Salah seorang warga Kecamatan Sribawono, Kabupaten Lampung Timur, Warsidi mengaku, padamnya aliran listrik membuat berbagai aktivitas terhambat.
"Lama benar mati listriknya mas, dari malam sampai pagi, air sudah abis, internet mati, handphone mati, cocok bener kayak di zaman batu, pagi ini belum mandi malah," kata dia.
Hal senada diungkapkan oleh Santi, warga Kota Bandar Lampung yang mengeluhkan hal serupa, menurutnya padam listrik sejak malam hingga pagi membuat semua kegiatannya terganggu.
"Gimana ini, semua mati, handphone ngedrop, air nggak ada, susah kalo mati lampu kayak gini, mana lama pula dari malam sampai pagi gini," ucapnya kesal.
Padamnya listrik yang melanda Bandar Lampung selama dua hari berturut-turut membawa berkah bagi para penjual genset.
Toko-toko genset di berbagai daerah di kota ini diserbu pembeli yang panik dan khawatir pemadaman listrik akan terus berlanjut.
Salah satu toko genset di Pasar Tengah, Kecamatan Tanjung Karang Pusat, Bandar Lampung, mengalami lonjakan pembeli yang signifikan. Stok genset di toko ini bahkan sampai kehabisan.
"Iya, ramai sekali pembeli sejak kemarin. Stok kami sampai habis," kata Husni salah satu penjual genset.
Hal senada juga disampaikan penjual Genset di Jalan Antasari, Kota Bandar Lampung. Disampaikan, Hadi, Pembeli yang datang adalah kebanyakan ibu-ibu rumah tangga yang membutuhkan genset untuk keperluan sehari-hari, seperti menyalakan lampu, kipas angin, dan pompa air.
Harga genset di pasaran pun mengalami kenaikan. Genset dengan daya 1500 watt yang biasanya dijual dengan harga Rp1 juta, kini bisa mencapai Rp1,1 juta.

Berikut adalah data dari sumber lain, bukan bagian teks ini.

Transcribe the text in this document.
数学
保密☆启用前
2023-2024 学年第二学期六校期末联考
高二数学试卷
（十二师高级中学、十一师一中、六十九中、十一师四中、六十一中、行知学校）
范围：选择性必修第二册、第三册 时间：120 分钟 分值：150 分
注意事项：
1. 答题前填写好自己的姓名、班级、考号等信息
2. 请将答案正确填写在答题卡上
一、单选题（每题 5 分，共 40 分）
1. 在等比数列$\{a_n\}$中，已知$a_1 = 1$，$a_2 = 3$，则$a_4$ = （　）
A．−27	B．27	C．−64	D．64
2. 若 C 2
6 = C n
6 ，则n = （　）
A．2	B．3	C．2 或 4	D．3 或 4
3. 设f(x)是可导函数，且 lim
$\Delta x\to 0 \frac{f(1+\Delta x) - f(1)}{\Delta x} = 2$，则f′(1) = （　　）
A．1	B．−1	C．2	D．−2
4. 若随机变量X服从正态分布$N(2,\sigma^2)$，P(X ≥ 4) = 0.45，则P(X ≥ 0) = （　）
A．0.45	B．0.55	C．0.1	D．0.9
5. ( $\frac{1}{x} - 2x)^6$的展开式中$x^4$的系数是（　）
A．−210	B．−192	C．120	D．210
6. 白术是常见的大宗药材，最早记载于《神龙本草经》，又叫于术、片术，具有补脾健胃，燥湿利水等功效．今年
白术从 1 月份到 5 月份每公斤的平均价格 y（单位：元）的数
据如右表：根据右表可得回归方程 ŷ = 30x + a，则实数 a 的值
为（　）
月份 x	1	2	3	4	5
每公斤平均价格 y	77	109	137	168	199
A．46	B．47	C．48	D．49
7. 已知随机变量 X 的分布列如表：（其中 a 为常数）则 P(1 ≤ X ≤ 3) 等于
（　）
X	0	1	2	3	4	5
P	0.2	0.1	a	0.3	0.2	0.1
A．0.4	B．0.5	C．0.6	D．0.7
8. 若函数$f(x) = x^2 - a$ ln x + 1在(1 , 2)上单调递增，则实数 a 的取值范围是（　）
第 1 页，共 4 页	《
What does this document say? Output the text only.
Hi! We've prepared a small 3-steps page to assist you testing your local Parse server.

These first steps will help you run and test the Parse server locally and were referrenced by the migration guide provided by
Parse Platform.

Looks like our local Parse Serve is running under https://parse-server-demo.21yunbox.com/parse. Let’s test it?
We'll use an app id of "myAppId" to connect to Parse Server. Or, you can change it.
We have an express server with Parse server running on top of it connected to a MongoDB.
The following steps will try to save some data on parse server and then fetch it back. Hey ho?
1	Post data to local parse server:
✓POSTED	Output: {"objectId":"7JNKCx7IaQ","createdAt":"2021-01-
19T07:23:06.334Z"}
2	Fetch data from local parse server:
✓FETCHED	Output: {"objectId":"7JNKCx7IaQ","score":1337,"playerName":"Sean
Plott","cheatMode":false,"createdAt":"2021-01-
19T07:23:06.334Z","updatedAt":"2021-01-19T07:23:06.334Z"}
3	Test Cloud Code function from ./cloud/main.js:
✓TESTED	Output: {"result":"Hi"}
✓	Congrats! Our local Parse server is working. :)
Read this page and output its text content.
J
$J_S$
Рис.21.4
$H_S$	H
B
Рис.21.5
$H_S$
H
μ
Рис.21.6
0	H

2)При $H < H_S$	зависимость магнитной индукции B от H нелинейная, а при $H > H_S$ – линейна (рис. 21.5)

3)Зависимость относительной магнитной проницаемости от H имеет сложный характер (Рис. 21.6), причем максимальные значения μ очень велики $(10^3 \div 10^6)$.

Sementara itu, Umi, Ibu Rumah Tangga asal Tanjung Senang menuturkan, dirinya terpaksa membeli genset untuk bisa jaga-jaga apabila mati listrik kembali terjadi.
"Saya beli genset karena khawatir listrik padam lagi. Di rumah kan perlu listrik untuk air, barang elektronik, dan lainnya. Kalau berlarut mati lampunya, bakal lebih repot kalau nggak punya genset," kata Umi, seorang ibu rumah tangga warga Tanjung Senang.